Je pensais que tout s’arrangerait après mes 40 ans, jusqu’au jour où un événement m’a fait comprendre combien je m’étais trompée amèrement

J’ai 44 ans, et ce n’est qu’aujourd’hui que j’ai réalisé à quel point ces années ont été vaines. J’ai presque honte d’y penser. Rien de marquant durant ma jeunesse, à l’université, ni même au travail. Je ne suis jamais allée à un rendez-vous amoureux. Pas difficile de deviner que je n’ai jamais eu de compagnon.

Parfois, je me surprends à écrire un journal intime. Je me parle à moi-même, comme une amie lointaine. Aujourd’hui, 5 février, rien de particulier. J’ai juste acheté du lait au supermarché. Et je note chaque jour ainsi, une routine sans saveur, un ennui profond. J’ai compris que je n’ai pas eu de rendez-vous depuis au moins quinze ans. Que pensais-je donc dans ma jeunesse ? À vrai dire, rien. Surtout pas à l’avenir.

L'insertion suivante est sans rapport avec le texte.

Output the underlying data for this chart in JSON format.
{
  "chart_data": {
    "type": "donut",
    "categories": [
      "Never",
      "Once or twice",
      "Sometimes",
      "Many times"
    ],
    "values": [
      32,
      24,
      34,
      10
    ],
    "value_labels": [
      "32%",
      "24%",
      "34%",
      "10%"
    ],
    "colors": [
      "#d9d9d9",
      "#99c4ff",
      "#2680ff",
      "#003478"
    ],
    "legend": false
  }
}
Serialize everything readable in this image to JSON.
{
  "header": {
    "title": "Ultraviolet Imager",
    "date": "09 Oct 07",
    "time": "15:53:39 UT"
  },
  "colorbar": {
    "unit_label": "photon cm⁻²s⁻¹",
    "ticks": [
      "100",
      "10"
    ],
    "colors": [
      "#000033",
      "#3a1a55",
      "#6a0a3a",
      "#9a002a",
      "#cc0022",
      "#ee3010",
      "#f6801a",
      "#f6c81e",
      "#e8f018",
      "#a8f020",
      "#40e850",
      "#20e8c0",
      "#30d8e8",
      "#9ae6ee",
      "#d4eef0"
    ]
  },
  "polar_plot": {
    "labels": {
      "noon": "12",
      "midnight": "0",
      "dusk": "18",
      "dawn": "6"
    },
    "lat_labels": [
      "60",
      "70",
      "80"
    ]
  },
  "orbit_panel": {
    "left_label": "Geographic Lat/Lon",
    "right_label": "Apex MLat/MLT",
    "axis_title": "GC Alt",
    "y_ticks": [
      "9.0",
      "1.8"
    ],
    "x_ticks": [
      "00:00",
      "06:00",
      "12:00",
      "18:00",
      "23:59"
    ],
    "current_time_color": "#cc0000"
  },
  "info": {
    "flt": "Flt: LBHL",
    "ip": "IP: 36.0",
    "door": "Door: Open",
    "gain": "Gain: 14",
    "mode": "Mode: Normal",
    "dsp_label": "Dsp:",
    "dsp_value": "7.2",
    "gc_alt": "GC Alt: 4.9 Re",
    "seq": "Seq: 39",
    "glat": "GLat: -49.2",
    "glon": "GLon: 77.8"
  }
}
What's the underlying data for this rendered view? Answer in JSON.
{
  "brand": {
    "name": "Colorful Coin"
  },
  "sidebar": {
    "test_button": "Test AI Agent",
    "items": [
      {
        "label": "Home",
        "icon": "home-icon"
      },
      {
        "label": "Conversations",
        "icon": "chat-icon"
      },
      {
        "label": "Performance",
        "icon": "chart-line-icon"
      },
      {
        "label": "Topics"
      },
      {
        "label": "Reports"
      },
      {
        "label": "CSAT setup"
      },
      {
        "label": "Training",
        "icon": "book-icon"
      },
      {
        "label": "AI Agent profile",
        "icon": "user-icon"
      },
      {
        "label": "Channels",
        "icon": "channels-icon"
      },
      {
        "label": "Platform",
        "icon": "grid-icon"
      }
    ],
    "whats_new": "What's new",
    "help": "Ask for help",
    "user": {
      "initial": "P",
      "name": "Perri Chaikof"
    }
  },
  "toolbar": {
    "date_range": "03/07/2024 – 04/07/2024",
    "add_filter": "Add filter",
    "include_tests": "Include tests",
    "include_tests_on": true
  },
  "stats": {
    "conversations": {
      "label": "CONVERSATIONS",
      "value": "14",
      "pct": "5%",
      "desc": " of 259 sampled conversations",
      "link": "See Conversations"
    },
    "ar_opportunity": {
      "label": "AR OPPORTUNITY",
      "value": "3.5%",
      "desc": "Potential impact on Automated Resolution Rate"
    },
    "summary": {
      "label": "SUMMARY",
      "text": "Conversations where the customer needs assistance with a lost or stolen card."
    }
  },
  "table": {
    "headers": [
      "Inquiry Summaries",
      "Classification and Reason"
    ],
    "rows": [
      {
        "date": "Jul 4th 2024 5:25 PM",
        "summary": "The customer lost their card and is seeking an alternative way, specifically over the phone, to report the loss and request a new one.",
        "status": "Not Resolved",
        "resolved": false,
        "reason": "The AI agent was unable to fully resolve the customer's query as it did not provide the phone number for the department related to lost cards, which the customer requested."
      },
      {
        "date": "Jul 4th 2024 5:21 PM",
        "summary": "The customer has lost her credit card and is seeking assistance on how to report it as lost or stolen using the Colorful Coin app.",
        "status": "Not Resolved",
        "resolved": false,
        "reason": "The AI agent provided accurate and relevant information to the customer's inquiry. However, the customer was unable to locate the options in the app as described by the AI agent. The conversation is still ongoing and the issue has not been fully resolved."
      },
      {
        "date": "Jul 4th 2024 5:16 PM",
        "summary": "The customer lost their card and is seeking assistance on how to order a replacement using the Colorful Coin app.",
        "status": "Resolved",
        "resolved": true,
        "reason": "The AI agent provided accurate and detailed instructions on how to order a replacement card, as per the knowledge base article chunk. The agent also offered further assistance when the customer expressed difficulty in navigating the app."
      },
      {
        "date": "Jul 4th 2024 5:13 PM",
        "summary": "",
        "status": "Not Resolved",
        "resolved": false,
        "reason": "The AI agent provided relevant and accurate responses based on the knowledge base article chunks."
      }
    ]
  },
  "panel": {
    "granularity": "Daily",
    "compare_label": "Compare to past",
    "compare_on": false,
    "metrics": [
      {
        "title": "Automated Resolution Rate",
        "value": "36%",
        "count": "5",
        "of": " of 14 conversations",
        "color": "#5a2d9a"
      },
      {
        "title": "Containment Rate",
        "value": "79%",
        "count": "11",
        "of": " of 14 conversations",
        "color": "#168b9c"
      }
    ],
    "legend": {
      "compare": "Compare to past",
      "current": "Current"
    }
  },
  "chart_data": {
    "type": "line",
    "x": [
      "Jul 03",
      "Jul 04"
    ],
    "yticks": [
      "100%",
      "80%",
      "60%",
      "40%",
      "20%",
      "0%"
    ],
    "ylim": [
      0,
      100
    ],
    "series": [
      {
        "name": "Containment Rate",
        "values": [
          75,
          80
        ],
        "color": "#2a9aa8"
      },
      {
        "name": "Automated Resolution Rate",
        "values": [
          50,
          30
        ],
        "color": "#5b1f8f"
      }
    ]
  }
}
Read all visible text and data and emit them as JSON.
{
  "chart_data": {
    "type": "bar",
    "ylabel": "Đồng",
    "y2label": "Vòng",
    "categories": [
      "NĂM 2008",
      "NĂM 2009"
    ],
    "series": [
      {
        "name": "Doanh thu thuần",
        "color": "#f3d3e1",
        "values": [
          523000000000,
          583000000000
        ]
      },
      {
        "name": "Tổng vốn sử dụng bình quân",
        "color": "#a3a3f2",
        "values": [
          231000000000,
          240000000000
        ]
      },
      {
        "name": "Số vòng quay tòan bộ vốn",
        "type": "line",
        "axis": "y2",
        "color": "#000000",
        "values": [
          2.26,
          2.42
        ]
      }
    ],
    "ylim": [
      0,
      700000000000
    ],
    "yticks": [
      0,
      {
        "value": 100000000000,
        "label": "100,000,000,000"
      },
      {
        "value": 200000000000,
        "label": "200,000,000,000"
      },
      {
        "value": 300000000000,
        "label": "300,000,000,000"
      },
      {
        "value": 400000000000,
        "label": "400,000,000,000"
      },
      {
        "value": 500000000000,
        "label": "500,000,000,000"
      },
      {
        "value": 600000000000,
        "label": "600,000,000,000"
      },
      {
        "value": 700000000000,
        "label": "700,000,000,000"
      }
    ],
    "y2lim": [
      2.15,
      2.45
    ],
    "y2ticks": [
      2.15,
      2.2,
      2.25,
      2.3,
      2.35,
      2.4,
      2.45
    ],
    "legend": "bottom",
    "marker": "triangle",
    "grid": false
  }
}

Toutes mes amies sont mariées depuis longtemps. Elles passent leurs week-ends en famille, alors que moi, je ne les vois au café qu’une fois par mois. Elles sont occupées, avec leurs enfants à déposer à l’école, au collège, puis à l’université… Moi, je commence à penser aux enfants. C’est douloureux, parce que je sais que je ne serai jamais mère, et encore moins grand-mère. J’ai même envisagé d’adopter un bébé dans un orphelinat. Mais la peur m’a arrêtée. Je ne sais pas m’occuper des enfants, et je n’ai pas d’homme pour me soutenir. Je risquerais de rendre cet enfant malheureux, moi qui suis si terne, et bientôt vieillissante. Qui voudrait de moi ?

Ensuite, ce sont des pensées sur la vieillesse qui me hantent. Je me vois comme une vieille femme au mauvais caractère. Que tout le monde déteste dans la file d’attente à la pharmacie ou à la poste. Dans le bus, je râlerais contre la jeunesse, honteuse de leur manque d’éducation… Mais ce n’est pas la jeunesse le problème. C’est ma solitude et mon malheur.

Je n’ai même pas bâti une carrière pour me justifier devant moi-même. Alors, qu’ai-je fait pendant ces quarante années ? J’ai enchaîné les petits boulots, avec des salaires modestes. L’argent manquait, mais je m’en contentais. Je ne me plains pas, je n’ai simplement rien à dépenser. Je n’achète pas de vêtements neufs. À quoi bon ? Il n’y a personne devant qui me montrer. Je n’offre pas de cadeaux, car je n’ai personne. Je ne pars jamais en vacances, ça n’a aucun sens. Que ferais-je au bord de la mer ? Je peux me laver dans ma propre baignoire.

Je vis seule, dans une tristesse silencieuse. Je ne peux même pas avoir un chien ou un chat, à cause de mon allergie aux poils.

Et maintenant, que faire ? Je ne sais pas.